Pratt & Whitney Shutdown to Lay Off 900

Pratt & Whitney headquarters in East Hartford, Connecticut. Daniel Penfield

By Shimon B. Lifkin

YERUSHALAYIM — The American jet engine maker Pratt & Whitney has decided to close down its plant in Nahariya, which will put some 900 people out of work, Globes reported on Sunday, citing sources familiar with the situation.

Pratt & Whitney’s Blades Technology Industry (BTI) plant management sent a letter on Sunday morning to employees, explaining that “for a long time the factory has been sustaining major losses that are only growing.”

The factory, which currently employs about 1,400, is expected to shut its doors in 2025.

Avigail Damati, who has worked the BTI for 32 years, told Ynet, “Where shall we work? I heard about it on the news. This is not acceptable.”

Chaim Azran, a 42-year veteran, said it wasn’t surprising, but still emotionally “it’s very hard for everyone.”

Azran suggests that instead of closing down the plant, they should sell it to someone else. “if the place isn’t good for them, let them give it to the French, somebody who will run the factory…We hope for the best.”

The Histadrut General Federation of labor declared a work dispute in response to the planned layoffs.

Asher Shmueli, chairman of the Histadrut branch in the western Galil, said that “if someone thinks they can close it just like that and we’ll all clap hands, he is mistaken.”

The Histadrut is demanding that Pratt and Whitney sell off the property. But, they told Ynet, the company refuses because they want to prevent competition.

In 2014, Pratt & Whitney increased its 49% stake in BTI to full ownership by buying the remaining 515 of shares from the Wertheimer family for an estimated hundreds of millions of shekels, said Globes.
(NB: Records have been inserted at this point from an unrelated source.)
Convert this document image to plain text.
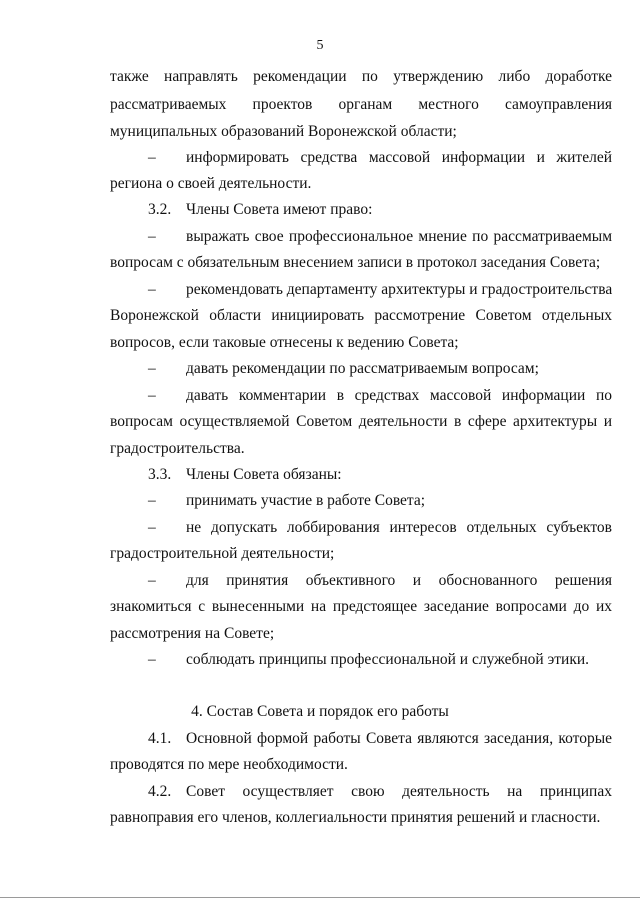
5
также направлять рекомендации по утверждению либо доработке
рассматриваемых проектов органам местного самоуправления
муниципальных образований Воронежской области;
–	информировать средства массовой информации и жителей
региона о своей деятельности.
3.2. Члены Совета имеют право:
–	выражать свое профессиональное мнение по рассматриваемым
вопросам с обязательным внесением записи в протокол заседания Совета;
–	рекомендовать департаменту архитектуры и градостроительства
Воронежской области инициировать рассмотрение Советом отдельных
вопросов, если таковые отнесены к ведению Совета;
–	давать рекомендации по рассматриваемым вопросам;
–	давать комментарии в средствах массовой информации по
вопросам осуществляемой Советом деятельности в сфере архитектуры и
градостроительства.
3.3. Члены Совета обязаны:
–	принимать участие в работе Совета;
–	не допускать лоббирования интересов отдельных субъектов
градостроительной деятельности;
–	для принятия объективного и обоснованного решения
знакомиться с вынесенными на предстоящее заседание вопросами до их
рассмотрения на Совете;
–	соблюдать принципы профессиональной и служебной этики.
4. Состав Совета и порядок его работы
4.1. Основной формой работы Совета являются заседания, которые
проводятся по мере необходимости.
4.2. Совет осуществляет свою деятельность на принципах
равноправия его членов, коллегиальности принятия решений и гласности.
BTI also makes precision forged and machined blades for jet engine propellers and controls a major share of the global market. Customers include Rolls Royce, Samsung, and GE.
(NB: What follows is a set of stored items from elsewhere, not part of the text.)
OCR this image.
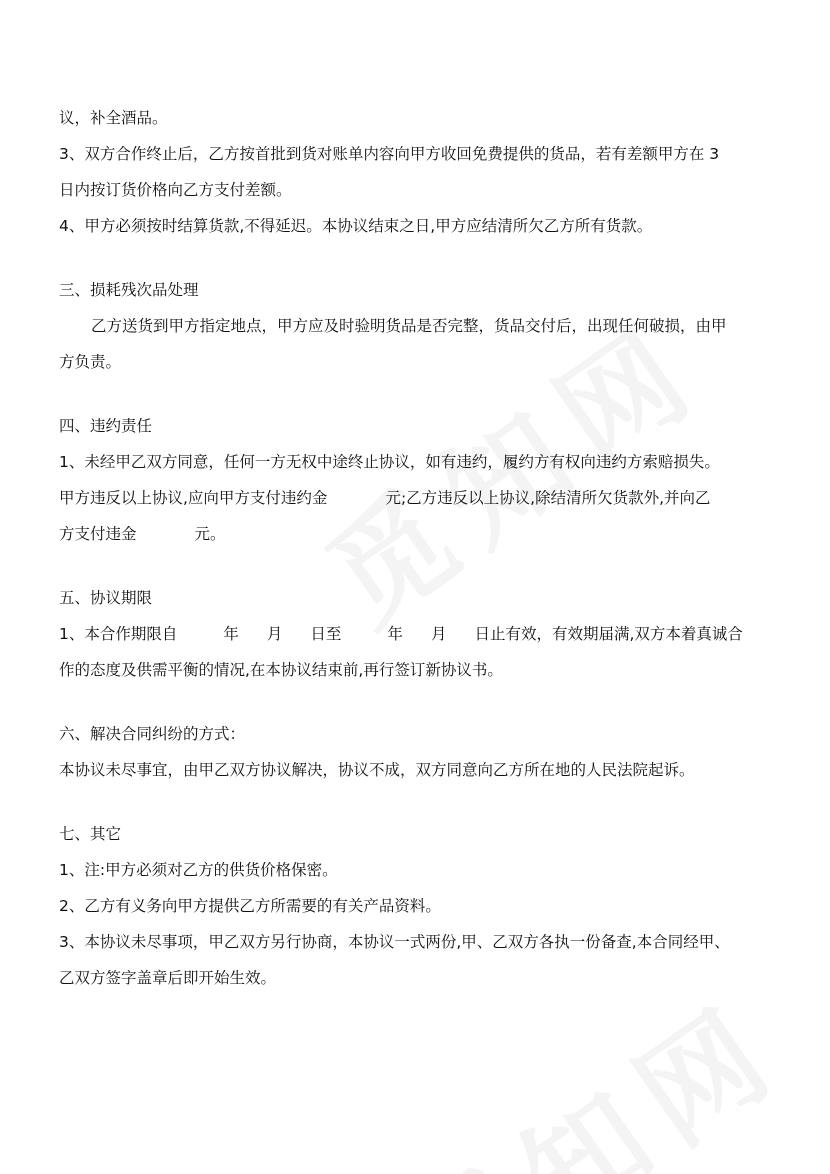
议，补全酒品。
3、双方合作终止后，乙方按首批到货对账单内容向甲方收回免费提供的货品，若有差额甲方在 3
日内按订货价格向乙方支付差额。
4、甲方必须按时结算货款,不得延迟。本协议结束之日,甲方应结清所欠乙方所有货款。
三、损耗残次品处理
乙方送货到甲方指定地点，甲方应及时验明货品是否完整，货品交付后，出现任何破损，由甲
方负责。
四、违约责任
1、未经甲乙双方同意，任何一方无权中途终止协议，如有违约，履约方有权向违约方索赔损失。
甲方违反以上协议,应向甲方支付违约金	元;乙方违反以上协议,除结清所欠货款外,并向乙
方支付违金	元。
五、协议期限
1、本合作期限自	年 月 日至	年 月 日止有效，有效期届满,双方本着真诚合
作的态度及供需平衡的情况,在本协议结束前,再行签订新协议书。
六、解决合同纠纷的方式：
本协议未尽事宜，由甲乙双方协议解决，协议不成，双方同意向乙方所在地的人民法院起诉。
七、其它
1、注:甲方必须对乙方的供货价格保密。
2、乙方有义务向甲方提供乙方所需要的有关产品资料。
3、本协议未尽事项，甲乙双方另行协商，本协议一式两份,甲、乙双方各执一份备查,本合同经甲、
乙双方签字盖章后即开始生效。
BTI was founded in 1968 in Nahariya following the embargo imposed on the exports of parts for the Mirage fighter jet by France to Israel, following the Six Day War, which left Israel without propeller blades for the Mirage.

Stef Wertheimer, who set up the company, decided to continue manufacturing the propeller blades for export. The Wertheimer family also owns Techjet Aerofoils in partnership with Rolls Royce, which produces propeller blades at a plant in the Tefen Industrial Park in the Galil, which also has plants in the U.S. and China.